Now this is the moment of regime change in Usa, attention, REGIME CHANGE not president or parties, the whole world needs to completely wipe out all the assets of american regime, also the leads of army and pentagon must be wiped out. seen americans have not understood their vital existencial needs to have finally peace and prosperity in the whole world

10 mach is super slow compared to photons. Seeing as how the US is employing laser defense systems to be mounted onto Satellites and unmanned drones flying above 50,000 feet. The future is photon warfare. 10 mach is a fraction of the speed of light. All such rockets are already beginning to become sitting ducks in mid air suspended in retrospect compared to the incoming light waves breaking them up in a fraction of a second.

Tommy Jensen

Exactly my point, photons!

Toronto Tonto

Russia has no such weapon , only in cartoon video clips . Putin is just trying to appease his minions .

Tommy Jensen

I recommend both Russia and America to listen to my advices . US is not developing hyper sonics to “keep up” or to use them against Russia, but to attack all other countries than exactly Russia……………………………LOL. Russia cant do a sh.it when US fires hypersonics at Venezuela, Iran and plenty other countries.

Vince Dhimos

Well, perhaps Russia will indeed listen to your advice, You speak Russian of course?


The big picture is that most aircraft and large surface vessels are essentially obsolete. Rocketry, hypersonic missiles, cheap drones – both airborne and submersible – are the future.

Rodney Loder

Most of this report is obsolete, SLBM’s is not far off, that’s not silo launched ballistic missiles that’s space launched ballistic missiles, intercept would have to be almost directly under the target as gravity pulling down is unassailable when in competition with a missile being fired up, and it would have been technically possible for Ronald Reagan to have SLBM platforms in orbit, which was the initial idea behind Star Wars, push back due to MAD (mutually assured destruction) stopped it going ahead.

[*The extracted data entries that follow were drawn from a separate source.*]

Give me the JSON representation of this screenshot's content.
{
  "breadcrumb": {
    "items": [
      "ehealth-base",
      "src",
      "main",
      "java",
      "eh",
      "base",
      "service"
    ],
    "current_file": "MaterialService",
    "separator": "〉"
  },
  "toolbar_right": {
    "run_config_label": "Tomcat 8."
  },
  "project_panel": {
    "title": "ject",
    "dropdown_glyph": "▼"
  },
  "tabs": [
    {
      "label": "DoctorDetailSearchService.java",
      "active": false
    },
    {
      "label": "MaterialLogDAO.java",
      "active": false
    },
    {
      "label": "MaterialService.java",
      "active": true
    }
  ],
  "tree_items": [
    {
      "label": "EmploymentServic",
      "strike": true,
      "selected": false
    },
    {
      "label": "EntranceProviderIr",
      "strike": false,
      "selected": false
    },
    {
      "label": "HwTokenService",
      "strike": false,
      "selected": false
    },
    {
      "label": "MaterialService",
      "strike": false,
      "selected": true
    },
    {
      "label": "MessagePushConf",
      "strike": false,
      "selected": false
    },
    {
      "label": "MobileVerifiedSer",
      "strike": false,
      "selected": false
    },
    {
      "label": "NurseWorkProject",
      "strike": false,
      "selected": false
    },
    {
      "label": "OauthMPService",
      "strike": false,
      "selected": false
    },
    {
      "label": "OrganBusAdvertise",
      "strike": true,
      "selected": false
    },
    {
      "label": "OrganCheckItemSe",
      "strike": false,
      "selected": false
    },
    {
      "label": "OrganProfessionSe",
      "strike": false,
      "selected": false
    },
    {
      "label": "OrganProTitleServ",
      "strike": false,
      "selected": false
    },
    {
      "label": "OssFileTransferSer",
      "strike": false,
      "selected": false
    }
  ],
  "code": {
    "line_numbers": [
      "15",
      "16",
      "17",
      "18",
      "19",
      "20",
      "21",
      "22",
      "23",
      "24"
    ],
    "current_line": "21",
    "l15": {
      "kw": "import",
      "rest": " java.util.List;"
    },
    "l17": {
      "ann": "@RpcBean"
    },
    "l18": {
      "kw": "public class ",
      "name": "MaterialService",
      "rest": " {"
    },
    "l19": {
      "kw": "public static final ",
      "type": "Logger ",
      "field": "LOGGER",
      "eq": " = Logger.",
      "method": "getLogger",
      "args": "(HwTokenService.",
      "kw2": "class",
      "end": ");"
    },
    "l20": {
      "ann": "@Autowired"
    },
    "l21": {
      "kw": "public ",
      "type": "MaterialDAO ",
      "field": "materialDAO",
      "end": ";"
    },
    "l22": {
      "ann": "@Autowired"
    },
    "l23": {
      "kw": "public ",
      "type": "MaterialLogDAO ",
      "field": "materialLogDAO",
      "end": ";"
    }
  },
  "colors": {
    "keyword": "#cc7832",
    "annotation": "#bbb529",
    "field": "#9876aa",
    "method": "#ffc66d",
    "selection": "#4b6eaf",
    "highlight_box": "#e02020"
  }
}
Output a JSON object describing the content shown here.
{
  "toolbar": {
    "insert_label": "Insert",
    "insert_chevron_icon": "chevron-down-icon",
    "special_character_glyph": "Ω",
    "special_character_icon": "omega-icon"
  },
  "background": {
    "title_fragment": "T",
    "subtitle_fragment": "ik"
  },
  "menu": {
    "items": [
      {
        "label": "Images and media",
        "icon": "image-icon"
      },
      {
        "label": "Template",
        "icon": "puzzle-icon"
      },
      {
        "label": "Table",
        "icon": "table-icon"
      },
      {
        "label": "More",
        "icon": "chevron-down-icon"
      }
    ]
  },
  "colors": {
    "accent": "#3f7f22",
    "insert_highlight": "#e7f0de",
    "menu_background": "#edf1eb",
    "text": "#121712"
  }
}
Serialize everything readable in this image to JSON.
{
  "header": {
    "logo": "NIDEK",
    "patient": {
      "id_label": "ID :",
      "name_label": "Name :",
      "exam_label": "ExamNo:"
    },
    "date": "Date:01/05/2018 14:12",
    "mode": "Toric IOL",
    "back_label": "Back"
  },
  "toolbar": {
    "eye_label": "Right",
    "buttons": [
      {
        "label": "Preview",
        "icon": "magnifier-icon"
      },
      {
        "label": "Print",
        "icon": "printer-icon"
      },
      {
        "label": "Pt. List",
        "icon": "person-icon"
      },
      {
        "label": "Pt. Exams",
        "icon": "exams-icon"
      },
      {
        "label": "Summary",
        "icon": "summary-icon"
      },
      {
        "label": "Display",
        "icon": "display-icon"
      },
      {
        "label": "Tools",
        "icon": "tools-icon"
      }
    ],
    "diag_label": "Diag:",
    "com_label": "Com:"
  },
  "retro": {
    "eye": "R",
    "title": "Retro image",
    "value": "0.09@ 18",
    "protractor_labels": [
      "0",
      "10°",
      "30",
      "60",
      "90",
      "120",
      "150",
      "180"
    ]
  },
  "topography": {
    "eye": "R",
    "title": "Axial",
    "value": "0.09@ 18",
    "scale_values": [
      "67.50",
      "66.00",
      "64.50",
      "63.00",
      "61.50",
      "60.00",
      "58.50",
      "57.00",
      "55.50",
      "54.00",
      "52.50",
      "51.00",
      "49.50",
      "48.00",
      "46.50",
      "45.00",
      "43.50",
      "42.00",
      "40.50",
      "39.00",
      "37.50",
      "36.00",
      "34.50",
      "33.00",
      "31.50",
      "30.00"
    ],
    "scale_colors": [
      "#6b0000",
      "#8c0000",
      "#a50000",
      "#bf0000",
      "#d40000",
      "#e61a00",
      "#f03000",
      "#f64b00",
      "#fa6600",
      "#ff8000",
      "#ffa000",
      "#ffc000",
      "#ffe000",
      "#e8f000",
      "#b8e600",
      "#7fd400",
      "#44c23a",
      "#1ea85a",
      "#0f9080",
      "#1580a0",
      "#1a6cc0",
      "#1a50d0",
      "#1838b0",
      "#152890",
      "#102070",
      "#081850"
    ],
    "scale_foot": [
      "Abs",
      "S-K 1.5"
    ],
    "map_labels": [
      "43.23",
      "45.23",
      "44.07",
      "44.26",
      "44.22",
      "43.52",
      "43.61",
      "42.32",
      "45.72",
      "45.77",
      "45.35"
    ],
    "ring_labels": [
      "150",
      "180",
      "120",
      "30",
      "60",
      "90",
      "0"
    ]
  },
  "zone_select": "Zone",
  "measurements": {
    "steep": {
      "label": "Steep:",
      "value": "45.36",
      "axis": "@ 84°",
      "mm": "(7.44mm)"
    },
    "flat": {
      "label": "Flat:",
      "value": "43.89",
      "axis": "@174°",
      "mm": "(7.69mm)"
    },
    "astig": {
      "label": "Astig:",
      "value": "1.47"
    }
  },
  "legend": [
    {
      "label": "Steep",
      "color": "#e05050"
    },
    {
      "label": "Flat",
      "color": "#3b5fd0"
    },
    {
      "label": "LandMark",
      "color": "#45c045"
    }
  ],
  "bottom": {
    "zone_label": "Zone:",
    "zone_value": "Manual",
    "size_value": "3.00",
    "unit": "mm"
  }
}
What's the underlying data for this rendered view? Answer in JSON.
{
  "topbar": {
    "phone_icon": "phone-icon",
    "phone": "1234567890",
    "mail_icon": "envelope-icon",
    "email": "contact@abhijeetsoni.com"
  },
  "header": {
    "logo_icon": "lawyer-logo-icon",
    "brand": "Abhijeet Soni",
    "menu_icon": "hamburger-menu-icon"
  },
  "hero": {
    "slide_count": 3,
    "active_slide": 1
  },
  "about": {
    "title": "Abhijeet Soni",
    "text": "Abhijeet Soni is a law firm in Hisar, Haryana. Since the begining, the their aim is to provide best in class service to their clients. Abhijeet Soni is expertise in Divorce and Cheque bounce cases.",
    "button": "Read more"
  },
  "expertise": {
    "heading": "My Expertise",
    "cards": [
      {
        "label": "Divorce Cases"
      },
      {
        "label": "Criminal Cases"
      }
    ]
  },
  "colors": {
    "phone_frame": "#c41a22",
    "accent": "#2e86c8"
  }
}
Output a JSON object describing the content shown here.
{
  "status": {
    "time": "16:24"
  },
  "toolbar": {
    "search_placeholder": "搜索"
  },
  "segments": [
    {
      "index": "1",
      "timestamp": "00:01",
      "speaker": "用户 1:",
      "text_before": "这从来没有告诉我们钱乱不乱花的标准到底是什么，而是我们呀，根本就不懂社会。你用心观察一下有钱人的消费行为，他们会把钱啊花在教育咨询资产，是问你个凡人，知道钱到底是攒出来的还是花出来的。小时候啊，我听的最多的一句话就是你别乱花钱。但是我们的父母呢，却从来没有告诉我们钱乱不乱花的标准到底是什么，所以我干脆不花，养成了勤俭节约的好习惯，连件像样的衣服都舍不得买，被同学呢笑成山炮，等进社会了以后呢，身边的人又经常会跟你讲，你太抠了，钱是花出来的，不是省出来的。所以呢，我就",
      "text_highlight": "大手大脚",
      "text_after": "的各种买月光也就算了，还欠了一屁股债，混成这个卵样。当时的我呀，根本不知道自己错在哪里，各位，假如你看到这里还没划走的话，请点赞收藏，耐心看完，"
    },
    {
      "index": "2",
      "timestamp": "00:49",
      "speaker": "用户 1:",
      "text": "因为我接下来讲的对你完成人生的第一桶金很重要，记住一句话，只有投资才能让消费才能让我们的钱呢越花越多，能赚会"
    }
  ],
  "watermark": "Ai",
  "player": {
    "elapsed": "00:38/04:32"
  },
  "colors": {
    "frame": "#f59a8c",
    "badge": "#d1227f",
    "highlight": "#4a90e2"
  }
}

April 20, 2019 ; Saudi Prince Sultan bin Salmab visits the Russian Space Agency Roscosmos aka Sergei Korolev Space Agency, Sergei would be horrified with what is happening now.

Fascist Saudi Prince Sultan bin Salman’s visit is a putrefactive agent affecting Russian history that should be opposed by Russian patriots.

Saudi Prince Sultan bin Salman’s visit to observe programs being prepared in partnership with Russian space institutions and agencies is primarily to begin training Saudi astronauts and to expand bilateral cooperation in space and satellite Industries between KSA and the RF.

Russia defected from the Soviet Union because the peripheral member States were holding Russia back economically, this present conflict with the West is solely about who is the best top dog, there is no difference between Trump and Putin except Putin would accept UN adjudication at the moment and Trump won’t , that doesn’t count for much in the future.